Who would be the best to lead a "high level delegation" to China to sort out the canola issue?


On Tuesday morning while in Winnipeg, Prime Minister Trudeau stated that “we are looking at the possibility of sending a high level delegation to China.”

The Prime Minister is facing stiff criticism from western Canadian farmers for the lack of apparent action and response on the canola matter. This critique will only heighten with the addition of Viterra to a list of two companies unable to export canola to China due to alleged hazardous pests. Western Canadian farmers have repeatedly asked why Canada is yet to have the Chinese ambassador position filled or why a delegation has not been sent yet.

A RealAg Radio listener on Monday suggested that Canada should appoint a former Conservative MP to lead a special envoy to China to mitigate the partisan rhetoric on the China issue.

This reminds me of the NAFTA negotiations when former Conservative Prime Minister Brian Mulroney assisted the Trudeau government based on connections to President Trump and Commerce Secretary Wilbur Ross. In addition, the former interim conservative leader Rona Ambrose and former conservative MP James Moore, served on the NAFTA advisory council.

I really think this is a tremendous suggestion to bring a non-partisan presence into the fold to allow people to focus on solving the issue and less on the domestic politics in an election year.

We would love to get your opinion on this. If you could choose a former conservative official to lead to the delegation in China, who would you pick?

Send us your suggetsion in the comment box below, by sending an email to [email protected], on twitter @realagriculture or leave a message on the RealAg listener line by calling 855.776.6147.  

2 thoughts on “Who would be the best to lead a “high level delegation” to China to sort out the canola issue?

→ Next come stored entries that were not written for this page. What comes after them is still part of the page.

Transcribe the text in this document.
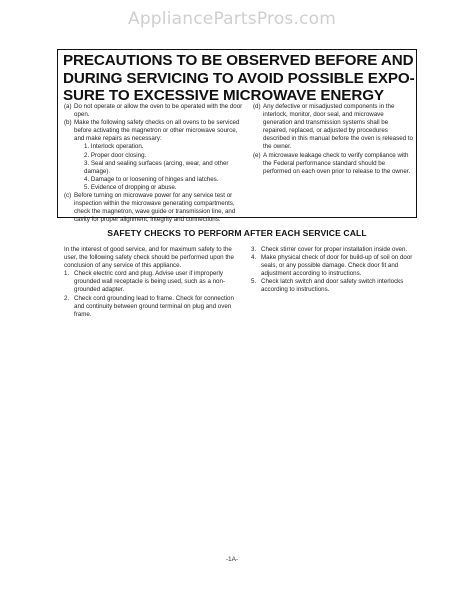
AppliancePartsPros.com
PRECAUTIONS TO BE OBSERVED BEFORE AND
DURING SERVICING TO AVOID POSSIBLE EXPO-
SURE TO EXCESSIVE MICROWAVE ENERGY
(a) Do not operate or allow the oven to be operated with the door open.
(b) Make the following safety checks on all ovens to be serviced before activating the magnetron or other microwave source, and make repairs as necessary:
1. Interlock operation.
2. Proper door closing.
3. Seal and sealing surfaces (arcing, wear, and other damage).
4. Damage to or loosening of hinges and latches.
5. Evidence of dropping or abuse.
(c) Before turning on microwave power for any service test or inspection within the microwave generating compartments, check the magnetron, wave guide or transmission line, and cavity for proper alignment, integrity and connections.
(d) Any defective or misadjusted components in the interlock, monitor, door seal, and microwave generation and transmission systems shall be repaired, replaced, or adjusted by procedures described in this manual before the oven is released to the owner.
(e) A microwave leakage check to verify compliance with the Federal performance standard should be performed on each oven prior to release to the owner.
SAFETY CHECKS TO PERFORM AFTER EACH SERVICE CALL
In the interest of good service, and for maximum safety to the user, the following safety check should be performed upon the conclusion of any service of this appliance.
1. Check electric cord and plug. Advise user if improperly grounded wall receptacle is being used, such as a non-grounded adapter.
2. Check cord grounding lead to frame. Check for connection and continuity between ground terminal on plug and oven frame.
3. Check stirrer cover for proper installation inside oven.
4. Make physical check of door for build-up of soil on door seals, or any possible damage. Check door fit and adjustment according to instructions.
5. Check latch switch and door safety switch interlocks according to instructions.
-1A-
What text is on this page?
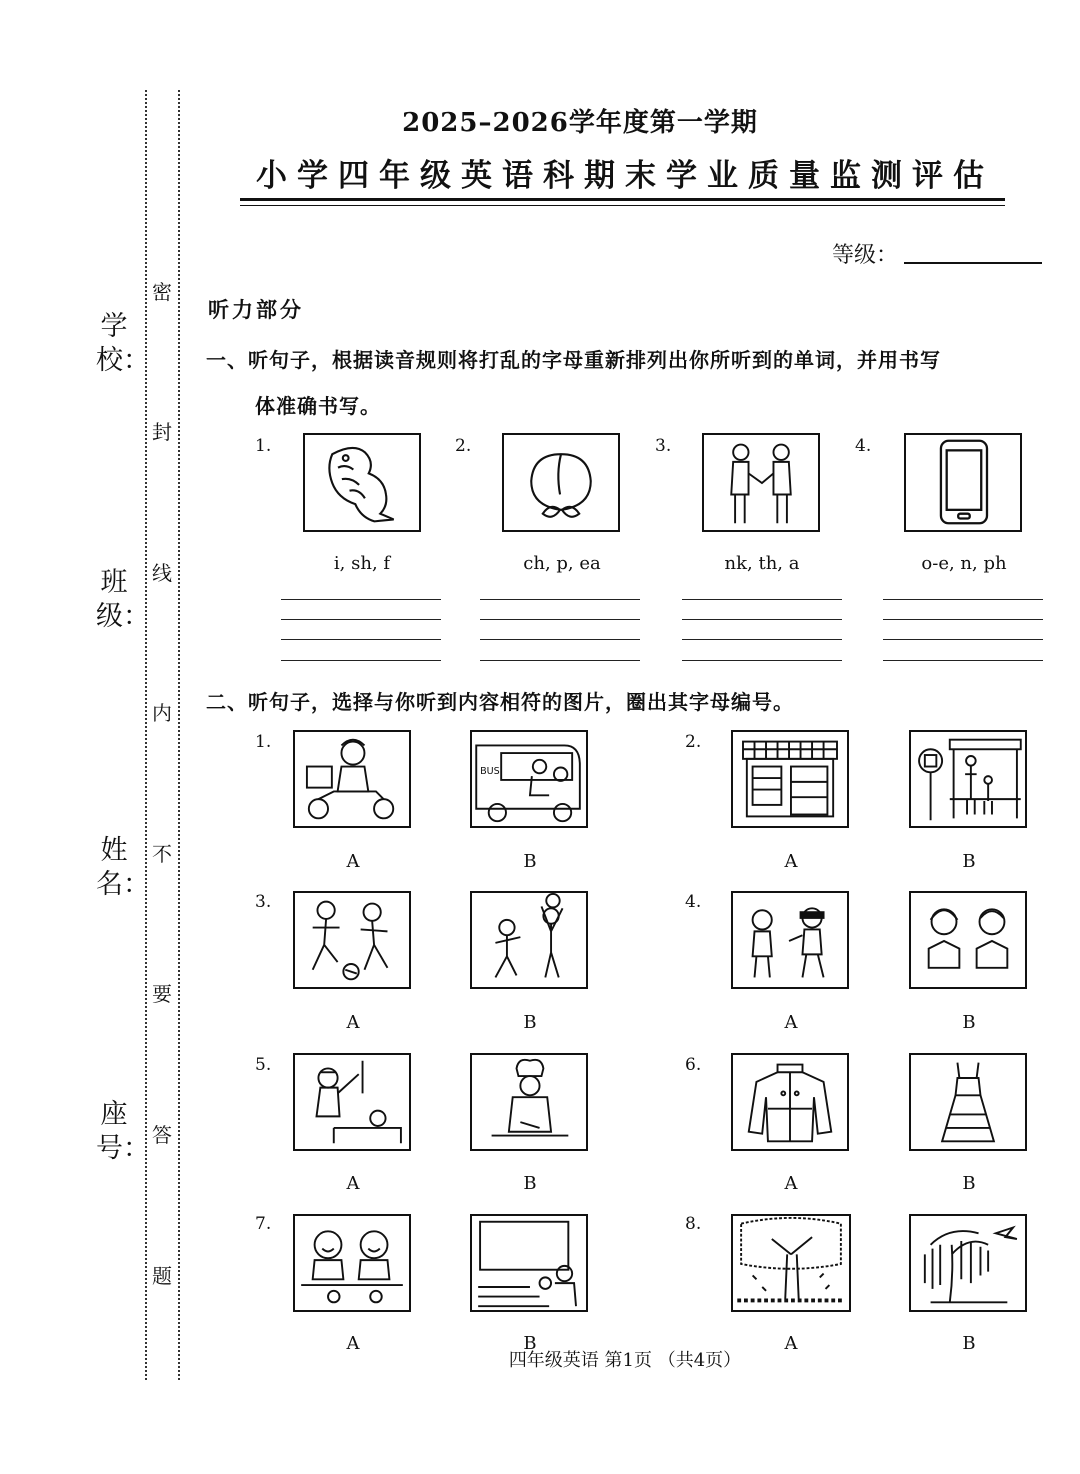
密
封
线
内
不
要
答
题
学校：
班级：
姓名：
座号：
2025–2026学年度第一学期
小学四年级英语科期末学业质量监测评估
等级：
听力部分
一、听句子，根据读音规则将打乱的字母重新排列出你所听到的单词，并用书写
体准确书写。
1.
i, sh, f
2.
ch, p, ea
3.
nk, th, a
4.
o-e, n, ph
二、听句子，选择与你听到内容相符的图片，圈出其字母编号。
1.
A
BUS
B
2.
A	B
3.
A	B
4.
A	B
5.
A	B
6.
A	B
7.
A	B
8.
A	B
四年级英语 第1页 （共4页）
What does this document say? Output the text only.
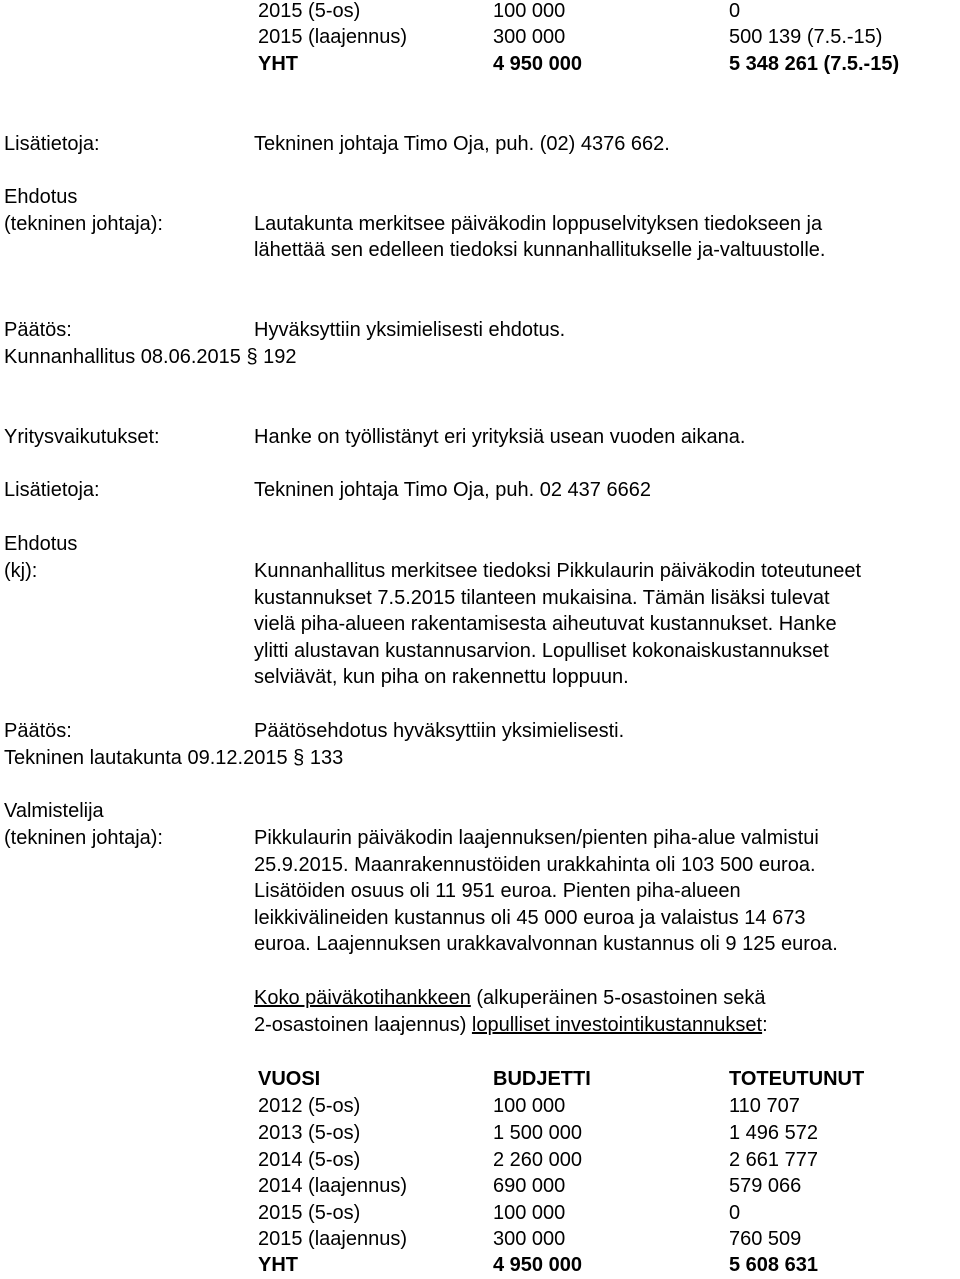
2015 (5-os)	100 000	0
2015 (laajennus)	300 000	500 139 (7.5.-15)
YHT	4 950 000	5 348 261 (7.5.-15)
Lisätietoja:	Tekninen johtaja Timo Oja, puh. (02) 4376 662.
Ehdotus
(tekninen johtaja):	Lautakunta merkitsee päiväkodin loppuselvityksen tiedokseen ja
lähettää sen edelleen tiedoksi kunnanhallitukselle ja-valtuustolle.
Päätös:	Hyväksyttiin yksimielisesti ehdotus.
Kunnanhallitus 08.06.2015 § 192
Yritysvaikutukset:	Hanke on työllistänyt eri yrityksiä usean vuoden aikana.
Lisätietoja:	Tekninen johtaja Timo Oja, puh. 02 437 6662
Ehdotus
(kj):	Kunnanhallitus merkitsee tiedoksi Pikkulaurin päiväkodin toteutuneet
kustannukset 7.5.2015 tilanteen mukaisina. Tämän lisäksi tulevat
vielä piha-alueen rakentamisesta aiheutuvat kustannukset. Hanke
ylitti alustavan kustannusarvion. Lopulliset kokonaiskustannukset
selviävät, kun piha on rakennettu loppuun.
Päätös:	Päätösehdotus hyväksyttiin yksimielisesti.
Tekninen lautakunta 09.12.2015 § 133
Valmistelija
(tekninen johtaja):	Pikkulaurin päiväkodin laajennuksen/pienten piha-alue valmistui
25.9.2015. Maanrakennustöiden urakkahinta oli 103 500 euroa.
Lisätöiden osuus oli 11 951 euroa. Pienten piha-alueen
leikkivälineiden kustannus oli 45 000 euroa ja valaistus 14 673
euroa. Laajennuksen urakkavalvonnan kustannus oli 9 125 euroa.
Koko päiväkotihankkeen (alkuperäinen 5-osastoinen sekä
2-osastoinen laajennus) lopulliset investointikustannukset:
VUOSI	BUDJETTI	TOTEUTUNUT
2012 (5-os)	100 000	110 707
2013 (5-os)	1 500 000	1 496 572
2014 (5-os)	2 260 000	2 661 777
2014 (laajennus)	690 000	579 066
2015 (5-os)	100 000	0
2015 (laajennus)	300 000	760 509
YHT	4 950 000	5 608 631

  1. A non- partisan delegation to China should be considered. Although I’m not sure of Brian Mulroney’s experience in Chinese foreign affairs, he has demonstrated strong diplomatic skills and should be considered as one of the leading delegates. Despite crumbling Chinese and Canadian relations, it is unfortunate that the Liberals don’t seem to have a sense of urgency to appoint a new ambassador to China.

  2. Anyone who truly understands how the Chinese do business. However, this person will need the Liberal government to back them up and I do not see this happening. I feel that anyone capable of accomplishing anything will just end up with egg on their face on a global stage. Who would want to take a knife to a gun fight? Sorry to not answer the question directly.